My weekly look at some Canadian baseball stories:
– It’s become an annual tradition on this blog to pay tribute to “Luscious Luke” Easter on Easter. A hulking, six-foot-four, 240-pound slugger who became the 11th African-American to compete in the big leagues when he debuted with the Cleveland Indians on August 11, 1949, Easter was known for clubbing tape-measure homers – including a 477-foot blast that was the longest ever recorded at Municipal Stadium. Unfortunately due to segregation, Easter didn’t make his big league debut until he was 34. After three seasons in which he never walloped less than 27 homers for the Indians, Easter, hobbled by knee and ankle injuries, was released, but he continued to belt moonshot round-trippers in the International League (IL) for the Ottawa Athletics in 1954. Later he starred with the IL’s Buffalo Bisons and Rochester Red Wings. A jovial, easygoing man who never refused an autograph request, Easter was once approached by a fan who told him that he saw him hit his longest home run, to which Easter responded, “If it came down, it wasn’t my longest.” Sadly, Easter was murdered in a bank parking lot in Euclid, Ohio on March 29, 1979.
– In case you missed it, Surrey, B.C., native Adam Loewen was signed to a minor league deal by the Philadelphia Phillies on Wednesday. Loewen was originally selected in the first round (fourth overall) by the Baltimore Orioles in the 2002 MLB amateur draft as a hard-throwing left-handed hurler. After toeing the rubber for parts of three seasons with the Orioles, the Canadian southpaw abandoned pitching after suffering a stress fracture to his pitching elbow. In 2008, Loewen signed with the Toronto Blue Jays and began working his way back up through the minors to make his big league debut as an outfielder in 2011. Loewen spent 2012 with the Triple-A Buffalo Bisons in the New York Mets’ organization and split 2013 between Double-A and Triple-A in the Blue Jays organization. Jim Salisbury from CSNPhilly.com reports that Loewen will now attempt a comeback as a pitcher. The Canuck lefty has reported to Phillies’ extended spring training in Clearwater, Fla.

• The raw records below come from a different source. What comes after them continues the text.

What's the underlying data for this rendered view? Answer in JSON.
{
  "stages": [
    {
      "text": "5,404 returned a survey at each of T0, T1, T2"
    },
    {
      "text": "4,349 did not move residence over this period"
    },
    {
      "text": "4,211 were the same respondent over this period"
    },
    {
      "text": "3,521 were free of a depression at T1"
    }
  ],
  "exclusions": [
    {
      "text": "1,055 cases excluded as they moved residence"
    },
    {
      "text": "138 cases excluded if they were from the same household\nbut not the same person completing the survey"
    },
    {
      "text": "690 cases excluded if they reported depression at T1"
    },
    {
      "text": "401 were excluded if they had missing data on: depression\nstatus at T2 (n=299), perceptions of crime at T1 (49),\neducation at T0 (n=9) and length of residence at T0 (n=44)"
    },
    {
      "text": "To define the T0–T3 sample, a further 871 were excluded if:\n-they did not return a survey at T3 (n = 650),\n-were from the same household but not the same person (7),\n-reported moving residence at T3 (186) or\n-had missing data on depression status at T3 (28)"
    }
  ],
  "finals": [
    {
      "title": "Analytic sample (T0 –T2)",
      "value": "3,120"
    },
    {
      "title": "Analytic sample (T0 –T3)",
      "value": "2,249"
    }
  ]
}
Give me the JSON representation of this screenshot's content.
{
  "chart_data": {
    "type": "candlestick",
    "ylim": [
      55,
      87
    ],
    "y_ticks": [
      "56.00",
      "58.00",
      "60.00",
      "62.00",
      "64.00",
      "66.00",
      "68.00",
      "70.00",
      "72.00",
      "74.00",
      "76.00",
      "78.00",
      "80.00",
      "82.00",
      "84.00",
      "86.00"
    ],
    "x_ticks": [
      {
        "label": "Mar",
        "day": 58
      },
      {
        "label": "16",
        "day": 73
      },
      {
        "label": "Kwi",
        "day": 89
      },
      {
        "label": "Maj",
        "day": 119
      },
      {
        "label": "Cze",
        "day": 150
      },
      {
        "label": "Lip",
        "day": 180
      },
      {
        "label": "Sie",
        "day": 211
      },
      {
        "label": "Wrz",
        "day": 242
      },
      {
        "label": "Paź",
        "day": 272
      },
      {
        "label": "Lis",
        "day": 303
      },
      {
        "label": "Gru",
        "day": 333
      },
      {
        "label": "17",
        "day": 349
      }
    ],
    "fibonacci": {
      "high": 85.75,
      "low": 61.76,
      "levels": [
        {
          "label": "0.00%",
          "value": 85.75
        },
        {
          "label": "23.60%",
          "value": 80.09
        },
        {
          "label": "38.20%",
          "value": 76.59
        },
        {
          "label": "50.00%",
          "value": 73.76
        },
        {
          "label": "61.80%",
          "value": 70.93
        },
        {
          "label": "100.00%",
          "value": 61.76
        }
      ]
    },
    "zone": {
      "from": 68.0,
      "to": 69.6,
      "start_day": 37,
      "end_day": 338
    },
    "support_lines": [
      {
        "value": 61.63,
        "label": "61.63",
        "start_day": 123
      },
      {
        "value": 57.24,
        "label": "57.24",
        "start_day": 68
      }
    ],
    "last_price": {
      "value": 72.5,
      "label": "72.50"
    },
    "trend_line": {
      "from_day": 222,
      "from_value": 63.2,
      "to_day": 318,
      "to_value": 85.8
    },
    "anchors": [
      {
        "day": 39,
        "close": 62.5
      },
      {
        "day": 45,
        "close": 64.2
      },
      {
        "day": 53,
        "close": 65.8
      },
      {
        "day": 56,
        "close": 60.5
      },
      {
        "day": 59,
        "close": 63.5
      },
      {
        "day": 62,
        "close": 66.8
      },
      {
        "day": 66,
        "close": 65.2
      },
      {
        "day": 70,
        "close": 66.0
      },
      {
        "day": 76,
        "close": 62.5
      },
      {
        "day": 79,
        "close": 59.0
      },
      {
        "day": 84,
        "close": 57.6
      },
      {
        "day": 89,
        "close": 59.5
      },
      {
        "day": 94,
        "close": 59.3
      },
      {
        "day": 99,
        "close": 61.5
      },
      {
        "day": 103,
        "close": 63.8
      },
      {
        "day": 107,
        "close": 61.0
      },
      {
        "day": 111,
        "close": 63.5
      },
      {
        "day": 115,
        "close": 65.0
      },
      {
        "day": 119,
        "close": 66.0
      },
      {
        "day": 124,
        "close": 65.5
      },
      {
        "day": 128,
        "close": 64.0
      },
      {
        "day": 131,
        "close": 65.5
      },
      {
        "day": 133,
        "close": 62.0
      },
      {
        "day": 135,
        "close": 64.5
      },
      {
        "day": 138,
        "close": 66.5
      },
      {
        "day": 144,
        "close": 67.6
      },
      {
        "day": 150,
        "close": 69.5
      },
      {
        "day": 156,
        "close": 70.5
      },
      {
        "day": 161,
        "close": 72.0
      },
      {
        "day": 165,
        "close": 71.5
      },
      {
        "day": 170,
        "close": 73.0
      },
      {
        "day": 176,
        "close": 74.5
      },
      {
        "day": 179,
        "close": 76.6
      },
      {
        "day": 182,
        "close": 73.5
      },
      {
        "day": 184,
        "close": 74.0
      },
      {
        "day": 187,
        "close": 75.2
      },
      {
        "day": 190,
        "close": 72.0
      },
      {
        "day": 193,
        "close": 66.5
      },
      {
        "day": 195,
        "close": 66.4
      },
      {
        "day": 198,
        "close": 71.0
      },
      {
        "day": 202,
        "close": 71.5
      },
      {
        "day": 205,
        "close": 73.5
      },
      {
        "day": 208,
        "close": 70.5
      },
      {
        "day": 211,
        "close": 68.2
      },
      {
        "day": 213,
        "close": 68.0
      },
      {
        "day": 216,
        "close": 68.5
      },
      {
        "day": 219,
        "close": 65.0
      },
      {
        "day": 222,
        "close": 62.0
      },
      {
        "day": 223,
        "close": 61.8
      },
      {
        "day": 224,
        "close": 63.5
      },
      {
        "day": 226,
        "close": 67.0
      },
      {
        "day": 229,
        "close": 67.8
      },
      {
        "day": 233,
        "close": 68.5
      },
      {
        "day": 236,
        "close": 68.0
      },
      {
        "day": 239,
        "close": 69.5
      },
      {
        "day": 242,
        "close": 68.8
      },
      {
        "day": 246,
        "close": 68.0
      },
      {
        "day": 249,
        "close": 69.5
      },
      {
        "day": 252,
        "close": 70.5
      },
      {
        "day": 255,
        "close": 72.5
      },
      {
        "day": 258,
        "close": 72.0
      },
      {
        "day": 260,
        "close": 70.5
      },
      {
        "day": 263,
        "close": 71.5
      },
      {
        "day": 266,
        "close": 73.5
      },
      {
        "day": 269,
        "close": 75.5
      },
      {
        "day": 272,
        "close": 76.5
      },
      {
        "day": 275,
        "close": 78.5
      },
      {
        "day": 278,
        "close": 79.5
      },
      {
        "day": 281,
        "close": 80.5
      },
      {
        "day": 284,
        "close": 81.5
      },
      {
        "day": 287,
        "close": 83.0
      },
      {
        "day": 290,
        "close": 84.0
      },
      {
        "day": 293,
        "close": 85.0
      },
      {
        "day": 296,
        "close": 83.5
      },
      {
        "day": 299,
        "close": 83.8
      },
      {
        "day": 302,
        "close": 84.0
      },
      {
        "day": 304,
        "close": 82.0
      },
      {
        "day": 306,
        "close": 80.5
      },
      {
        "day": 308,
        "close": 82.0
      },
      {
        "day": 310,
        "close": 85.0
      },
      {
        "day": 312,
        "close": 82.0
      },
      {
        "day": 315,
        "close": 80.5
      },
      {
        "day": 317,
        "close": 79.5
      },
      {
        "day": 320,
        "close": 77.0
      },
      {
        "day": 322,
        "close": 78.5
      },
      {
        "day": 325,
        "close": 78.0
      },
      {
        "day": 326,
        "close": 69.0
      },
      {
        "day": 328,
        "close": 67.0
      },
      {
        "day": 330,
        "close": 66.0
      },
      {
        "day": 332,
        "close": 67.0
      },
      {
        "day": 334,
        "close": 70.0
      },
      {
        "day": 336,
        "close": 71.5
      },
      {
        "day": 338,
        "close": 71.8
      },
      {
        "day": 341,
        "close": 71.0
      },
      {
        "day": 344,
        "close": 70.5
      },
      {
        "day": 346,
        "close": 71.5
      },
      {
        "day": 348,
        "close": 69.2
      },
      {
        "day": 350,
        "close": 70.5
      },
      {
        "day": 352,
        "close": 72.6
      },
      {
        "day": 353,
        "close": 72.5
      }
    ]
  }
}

– On Friday, Burnaby, B.C., native Jim Adduci had his second, three-hit big league game for the Texas Rangers. The 28-year-old Canadian, who started in right field and batted sixth, went 3-for-5, scored two runs and knocked in a run in the Rangers’ 12-0 victory over the White Sox. Adduci is now 6-for-13 on the season for a .462 batting average.
– One of my favourite ballplayers to follow on Twitter is Mark Teahen, who was born in Redlands, Calif., but maintains a Canadian citizenship. His self-deprecating sense of humor always makes me laugh. After being released by the San Francisco Giants on March 19 (the third time he has been released by a big league club in under a year), Teahen tweeted, “Thanks to recent success/experience with getting released, today I was prepared and went with the ‘You can’t fire me, I quit!’ line.'” He has since signed with the York Revolution of the independent Atlantic League.
– Whenever the Toronto Blue Jays play the Cleveland Indians, I always think of Ron Taylor’s first big league start. Taylor, who is now the Blue Jays team doctor, was signed as an amateur free agent by the Indians in 1956 and after six years in their minor league system, he made his big league debut when he started against the Boston Red Sox at Fenway Park on April 11, 1962. In that contest, Taylor pitched 10 scoreless innings, before allowing four runs to the Red Sox in the bottom of the 11th to take the loss. I’ve searched every baseball statistical site I can think of to determine if this is a record for most innings pitched in a player’s first big league game, but I’ve been unable to verify this. For good measure, Taylor also had two hits in four at bats in that game.
– It was 18 years ago today that Windsor, Ont.-raised Hank Biasatti passed away at the age of 74. To this day, Biasatti remains the only Canadian to play both professional baseball and professional basketball. To read more about Biasatti, you can visit my Cooperstowners in Canada Facebook page.
– I’m reading Jonah Keri’s excellent new book, “Up, Up & Away: The Kid, The Hawk, Rock, Vladi, Pedro, Le Grand Orange, Youppi!, The Crazy Business of Baseball & the Ill-fated but Unforgettable Montreal Expos.” One particularly enjoyable passage describes just how good Rusty Staub was in his initial three seasons with the club from 1969 to 1971. I wasn’t born during Staub’s glory years and have often wondered why he’s held in such high esteem by Expos fans. But Keri notes that Staub’s 1969 campaign, in which he belted 29 homers and “drew 110 walks against just 61 strikeouts”, was the fourth-best hitting performance in the National League that season behind only Willie McCovey, Hank Aaron and Roberto Clemente if you use OPS+ (an advanced metric that takes into account a player’s on-base and slugging ability, and also adjusts for park effects) as a measuring stick. Staub also apparently had a flair for the dramatic defensively in the outfield. Expos manager Gene Mauch once said that Staub “led the league in fantastic catches of routine fly balls.”